Potato pancakes make a perfect foil for any number of rich meat and fish recipes, but in the restaurant I like to serve them with smoked eel, crisp bacon and crème fraîche or horseradish cream. If you do not have crème fraîche or sour cream, sour some double cream by squeezing in lemon juice and leaving to stand for half an hour.
The day before: put a pan of salted water to heat. Peel the potatoes and cut them up. Then boil them until they are just tender. Drain at once through a colander, return to the hot pan and mash thoroughly or put through a mouli. Do this dry, i.e. don’t add any butter, cream or milk. Store in a bowl in the fridge overnight (don’t keep for more than 24 hours, or they will blacken as they oxidize).
Next day: beat the 3 whole eggs and the flour into the mashed potatoes. Mix the milk and cream in a small pan and scald, i.e. bring to just below the boil. Whisk this into the purée until a thick batter is produced. Grate in the nutmeg and season.
About 30 minutes before you are ready to cook the pancakes,
Make the horseradish cream: put the cream or crème fraîche in a bowl and grate the horseradish into it or add the wasabi. The exact amount will depend on your taste.
Arrange the bacon slices for the filling on a rack in a roasting pan and cook in the hot oven till crisp. Turn the oven off and leave the bacon in it, with the door just ajar to keep it warm.
Make the pancakes: oil the pan(s) with a mixture of sunflower oil and melted butter, then heat until fairly hot. Using a small ladle or large mixing spoon, put just enough batter into the pan to coat the base.
Cook over a medium heat until just brown, then turn the pancake with a spatula and cook similarly on the other side. Keep the cooked pancakes warm in the oven while cooking the remaining pancales in the same way, cleaning out the pan with a wad of paper towels and adding some more oil and butter each time.

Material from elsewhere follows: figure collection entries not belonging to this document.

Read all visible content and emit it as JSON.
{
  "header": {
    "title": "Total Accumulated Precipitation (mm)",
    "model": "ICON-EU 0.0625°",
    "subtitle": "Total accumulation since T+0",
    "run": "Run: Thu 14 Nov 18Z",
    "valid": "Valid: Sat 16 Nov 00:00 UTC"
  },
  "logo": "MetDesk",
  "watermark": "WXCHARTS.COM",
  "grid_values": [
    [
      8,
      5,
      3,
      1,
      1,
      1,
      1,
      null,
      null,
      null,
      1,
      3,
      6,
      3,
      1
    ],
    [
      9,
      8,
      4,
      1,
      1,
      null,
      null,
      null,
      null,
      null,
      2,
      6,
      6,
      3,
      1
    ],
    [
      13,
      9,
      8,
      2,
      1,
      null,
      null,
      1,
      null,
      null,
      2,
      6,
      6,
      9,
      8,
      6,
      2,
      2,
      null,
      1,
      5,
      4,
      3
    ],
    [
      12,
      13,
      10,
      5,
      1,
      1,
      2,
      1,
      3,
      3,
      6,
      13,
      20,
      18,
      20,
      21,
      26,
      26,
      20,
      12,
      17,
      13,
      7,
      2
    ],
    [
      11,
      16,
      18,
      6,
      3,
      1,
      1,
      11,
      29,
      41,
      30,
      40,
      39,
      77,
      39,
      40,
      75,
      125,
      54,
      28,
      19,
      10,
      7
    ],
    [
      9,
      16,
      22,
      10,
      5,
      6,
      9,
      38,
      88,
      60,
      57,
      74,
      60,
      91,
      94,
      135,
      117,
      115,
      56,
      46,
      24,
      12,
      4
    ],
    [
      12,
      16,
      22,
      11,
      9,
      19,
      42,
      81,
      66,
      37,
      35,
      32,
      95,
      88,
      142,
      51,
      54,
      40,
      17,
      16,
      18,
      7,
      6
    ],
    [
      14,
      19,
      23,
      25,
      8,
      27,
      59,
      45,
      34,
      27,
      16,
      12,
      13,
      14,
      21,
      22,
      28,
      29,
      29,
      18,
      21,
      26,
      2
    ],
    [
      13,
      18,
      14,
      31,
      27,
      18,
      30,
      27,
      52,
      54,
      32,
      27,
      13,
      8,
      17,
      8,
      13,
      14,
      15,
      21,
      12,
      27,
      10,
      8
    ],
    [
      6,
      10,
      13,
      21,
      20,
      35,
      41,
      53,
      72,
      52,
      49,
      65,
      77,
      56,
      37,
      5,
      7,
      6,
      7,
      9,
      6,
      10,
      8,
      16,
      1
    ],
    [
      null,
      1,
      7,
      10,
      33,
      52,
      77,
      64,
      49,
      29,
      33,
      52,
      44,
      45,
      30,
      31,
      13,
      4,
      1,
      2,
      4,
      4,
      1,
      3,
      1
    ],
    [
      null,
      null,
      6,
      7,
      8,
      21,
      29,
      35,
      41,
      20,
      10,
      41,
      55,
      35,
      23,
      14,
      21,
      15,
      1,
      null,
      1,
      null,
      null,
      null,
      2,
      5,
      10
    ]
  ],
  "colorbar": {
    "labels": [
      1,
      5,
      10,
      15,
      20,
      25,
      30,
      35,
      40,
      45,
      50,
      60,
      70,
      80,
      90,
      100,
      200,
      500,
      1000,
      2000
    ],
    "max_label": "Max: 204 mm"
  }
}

If preferred (or if you only have a large pan) you can make 2 large pancakes in a big frying pan, then build a single assembly which you cut into wedges to serve.
To assemble the dish, place 1 pancake on a plate then arrange strips of smoked eel and a piece of crisp unsmoked bacon on top with a tablespoon of horseradish cream on top of the pile. Set a second pancake on top. Strew with chives.